For the past year, St. Gabriel’s in Eastpointe has been ETO’s temporary home. Members meet there every Thursday night, and while it was a great place to have their weekly meetings, the Trocinos wanted a place the kids could go whenever life got too hard to handle alone, no matter the day. Despite fundraising efforts the, the prospects such a center seemed far off.

Then, one day in October, they got a call from Kevin and Kathy Lancaster from Love Life Family Christian Center. Their church had outgrown its old home at 15800 10 Mile Road, and they had moved to a new location in the old Kantner Elementary School on Toepfer. Knowing ETO needed a building but couldn’t afford much, they offered ETO their old building for the cost of utilities and about 25 percent of the monthly mortgage payment.

“It’s pretty much a good faith payment,” Doug Trocino says. “But we’ll be reviewing the lease every four months and picking up more of the cost as time goes on.”

ETO celebrated its grand opening on Nov. 20. For the Trocinos that night marked the first time in a decade that their family had a real home.

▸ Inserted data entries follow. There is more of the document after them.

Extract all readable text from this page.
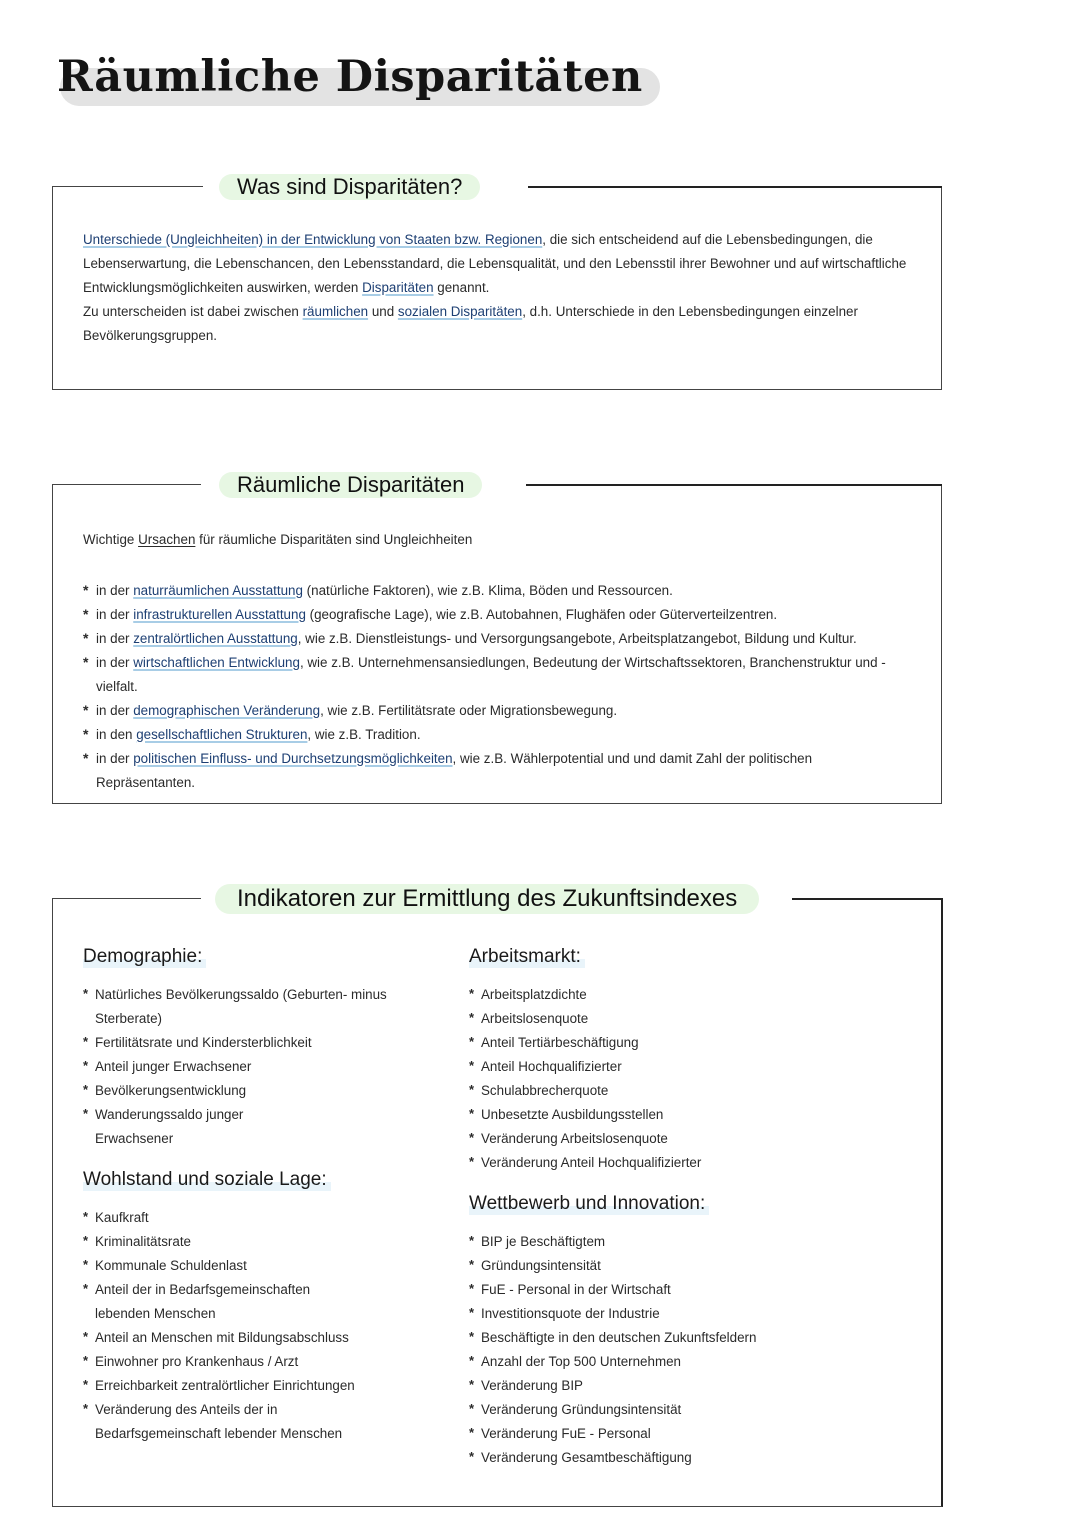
Räumliche Disparitäten
Was sind Disparitäten?

Unterschiede (Ungleichheiten) in der Entwicklung von Staaten bzw. Regionen, die sich entscheidend auf die Lebensbedingungen, die Lebenserwartung, die Lebenschancen, den Lebensstandard, die Lebensqualität, und den Lebensstil ihrer Bewohner und auf wirtschaftliche Entwicklungsmöglichkeiten auswirken, werden Disparitäten genannt.
Zu unterscheiden ist dabei zwischen räumlichen und sozialen Disparitäten, d.h. Unterschiede in den Lebensbedingungen einzelner Bevölkerungsgruppen.

Räumliche Disparitäten

Wichtige Ursachen für räumliche Disparitäten sind Ungleichheiten

* in der naturräumlichen Ausstattung (natürliche Faktoren), wie z.B. Klima, Böden und Ressourcen.
* in der infrastrukturellen Ausstattung (geografische Lage), wie z.B. Autobahnen, Flughäfen oder Güterverteilzentren.
* in der zentralörtlichen Ausstattung, wie z.B. Dienstleistungs- und Versorgungsangebote, Arbeitsplatzangebot, Bildung und Kultur.
* in der wirtschaftlichen Entwicklung, wie z.B. Unternehmensansiedlungen, Bedeutung der Wirtschaftssektoren, Branchenstruktur und -vielfalt.
* in der demographischen Veränderung, wie z.B. Fertilitätsrate oder Migrationsbewegung.
* in den gesellschaftlichen Strukturen, wie z.B. Tradition.
* in der politischen Einfluss- und Durchsetzungsmöglichkeiten, wie z.B. Wählerpotential und und damit Zahl der politischen Repräsentanten.
Indikatoren zur Ermittlung des Zukunftsindexes
Demographie:
* Natürliches Bevölkerungssaldo (Geburten- minus Sterberate)
* Fertilitätsrate und Kindersterblichkeit
* Anteil junger Erwachsener
* Bevölkerungsentwicklung
* Wanderungssaldo junger Erwachsener
Wohlstand und soziale Lage:
* Kaufkraft
* Kriminalitätsrate
* Kommunale Schuldenlast
* Anteil der in Bedarfsgemeinschaften lebenden Menschen
* Anteil an Menschen mit Bildungsabschluss
* Einwohner pro Krankenhaus / Arzt
* Erreichbarkeit zentralörtlicher Einrichtungen
* Veränderung des Anteils der in Bedarfsgemeinschaft lebender Menschen
Arbeitsmarkt:
* Arbeitsplatzdichte
* Arbeitslosenquote
* Anteil Tertiärbeschäftigung
* Anteil Hochqualifizierter
* Schulabbrecherquote
* Unbesetzte Ausbildungsstellen
* Veränderung Arbeitslosenquote
* Veränderung Anteil Hochqualifizierter
Wettbewerb und Innovation:
* BIP je Beschäftigtem
* Gründungsintensität
* FuE - Personal in der Wirtschaft
* Investitionsquote der Industrie
* Beschäftigte in den deutschen Zukunftsfeldern
* Anzahl der Top 500 Unternehmen
* Veränderung BIP
* Veränderung Gründungsintensität
* Veränderung FuE - Personal
* Veränderung Gesamtbeschäftigung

“(The first day we opened the center to the kids) they were like little ants scurrying around to every room, every nook and cranny,” Deena Trocino says. “They took ownership of it. They understood all the hard work and everything that got us to this point, and it was like they had a home finally. I knew this was where we were supposed to be.”

“When we were getting this ready we prayed that every kid that walked through those doors would feel a sense of family, that they would finally feel accepted, that they would feel love. I want them to feel it as they walk through here that they are a part of this family that we have worked so hard for.”

To contact ETO, call (586) 435-9569 or visit www.eastsideteenoutreach.org.


 

‘This is not a Doug and Deena show’

EASTPOINTE — At the grand opening of the Eastside Teen Outreach center, Doug and Deena Trocino, the founders and directors of the organization appealed to the community to help in the cause.

The pair asked the community members sitting in the audience to help if they could, any way they could. They need furniture and supplies for the new building. The 15-passenger van they use to transport the kids needs work, and they requested food donations to help them continue in their mission to make sure each child can count on a hot meal there once a week.

They also put a call out for volunteers, asking for people to help with youth mentoring, accounting, grant writing, computer support, graphics, event and fundraiser coordination, data entry and more. And they need monetary donations, as well. They’re estimating it will cost about $25 an hour to keep their building open full time.

“This is not a Doug and Deena show,” Deena Trocino said. “We don’t want to go forward in this without you. We want to work with all the youth pastors and the senior pastors and the business owners and the City Council, because this is your community, and we’re just a small part of that. It’s all of you that are going to make this successful. We need to pave the way for them.”